Why Inovate When You Can Sue?

Back when I did real work as an engineer in the defense industry, you know, back in the good old cold war days when you knew who the enemy was, there was another very large “engineering” company in the same industry with whom we dealt quite often.

   I put engineering in quotes because from my perspective and that of my peers, it seemed this company had more lawyers than they did engineers.  Lawsuits triumph over technologyThey spent more time suing their competitors and their clients than they did actually engineering things.  We all despised them and avoided them at all costs.  (In case you’re wondering, they will remain nameless because they’re still around and I don’t want to get sued.)

I’ve been reminded of those days recently when it seems all the high tech companies would rather spend their time suing each other rather than innovating.  I know, they are products of the justice systems we have setup, but I’m going to rant anyway.  They don’t have to act as they are, they could take the millions they pour into lawsuits and get more innovative products to market faster.  Imagine that, winning because consumers like your stuff more.

I guess we should consider ourselves lucky that this is a recent phenomenon.  If this bad behavior had been prevalent in the industry at its beginning, things would look a lot different today.  To name a few:

  • If the graphical user interface had been patented by its inventor we wouldn’t have Microsoft Windows… and surprise, we wouldn’t have the MAC either.  Sorry Apple-heads, Steve Jobs didn’t invent the GUI, he stole it from Xerox after getting a tour of their Palo Alto Research Center (PARC).

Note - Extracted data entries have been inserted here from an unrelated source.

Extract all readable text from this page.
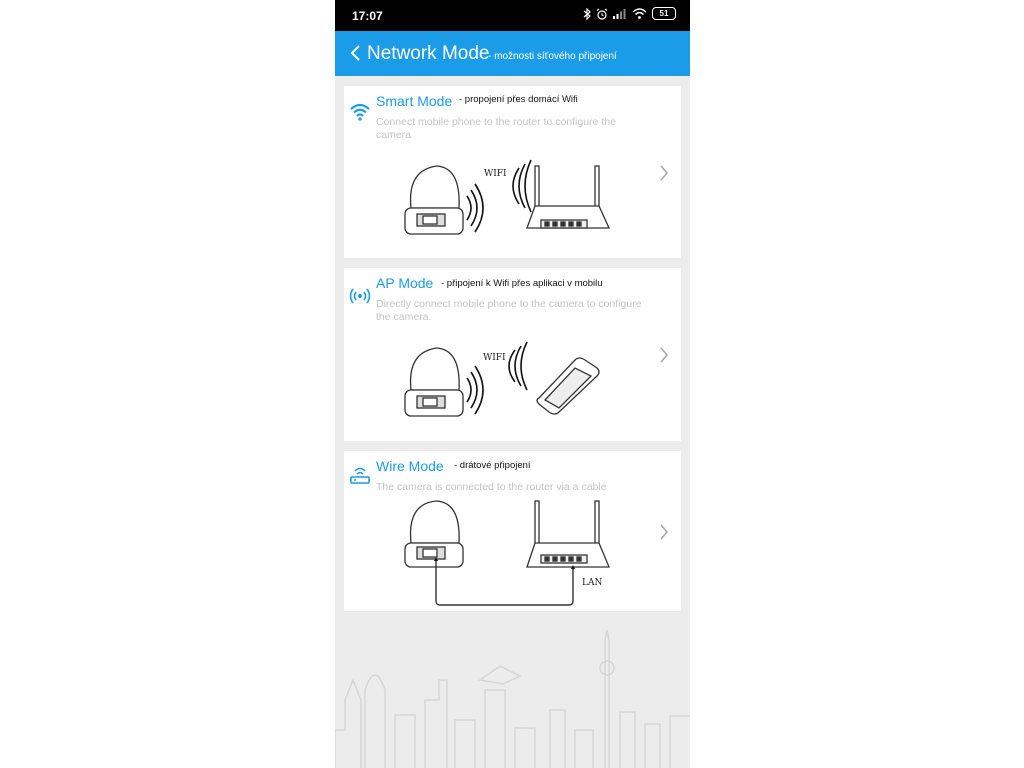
17:07	51
Network Mode
- možnosti síťového připojení
Smart Mode - propojení přes domácí Wifi
Connect mobile phone to the router to configure the camera
WIFI
AP Mode - připojení k Wifi přes aplikaci v mobilu
Directly connect mobile phone to the camera to configure the camera.
WIFI
Wire Mode - drátové připojení
The camera is connected to the router via a cable
LAN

  • If the mouse had been patented…well you know.  And again, that was Xerox, not Apple.

  • And what about the Internet?  Al Gore could control the world right now if he had patented it.

OK, maybe I’ve gone too far.  But you get my point.

You think lawyers are expensive?  Google just bought Motorola for over $12 billion ostensibly to get their treasure trove of patents.  It’s the lawyers, the acquisitions, the whole infrastructure of a legal war that weighs the industry down.  And as you can guess, the consumer loses in the end.  Companies will recoup their war costs, through increased prices, lower costs in engineering (less innovation) or less service.  It’s essentially a hidden, commercial tax.  Just think of it as the lawyer tax.